Apparently so, because just over a week ago one of my husband's colleagues presented me with a rather large carry bag, on loan and stacked full of the first 7 Bradley books about the notorious Flavia! (apparently the author will pen a total of 10 books in this series and has signed a deal for a movie or tv series of some sort as well)
I am nearly finished reading the first one in the bag: "The Sweetness at the Bottom of the Pie". I am happy to admit I am thoroughly enjoying it! The character of Flavia is precocious without being completely unrealistic, she truly is a chemistry genius and reading about her experiments is both hilarious and educational. I am hoping that the rest of the crimes/mysteries she has to solve in subsequent books are more difficult to figure out the solution to than this one, but even if they are not I will so enjoy reading about them. Although Flavia is a bit of a scientific genius she is still in many ways just an 11 year old girl, which keeps the story grounded in a comfortable spot stradding reality and fantasy. Bradley writes in an attention getting and keeping manner. He knows how to utilize literary hooks without being redundant by not using them at the end of every chapter.

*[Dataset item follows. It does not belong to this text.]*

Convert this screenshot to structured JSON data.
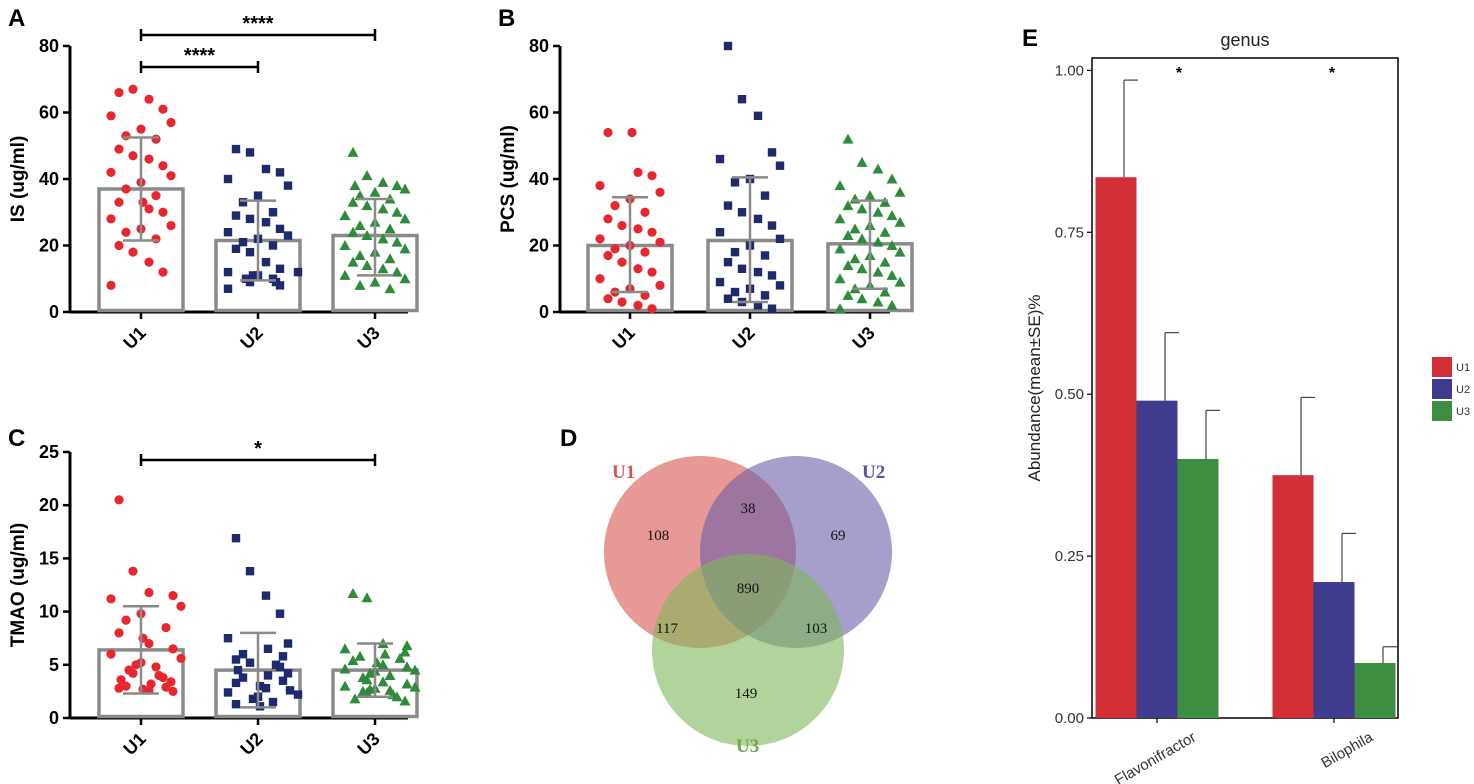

My husband's sister tells me that there are a couple of books in the middle of the series that she found to be somewhat below standard, as if the author was rushing to meet publication deadlines, but that they are still enjoyable. I look forward to comparing notes with her as I read through the series. I think, since the books are on loan to me, I will read them one right after the other until I am done. That will give me the best overview of the characters who, so far, particularly those who are part of Flavia's immediate family (2 sisters and a father) are quite interesting in their own right.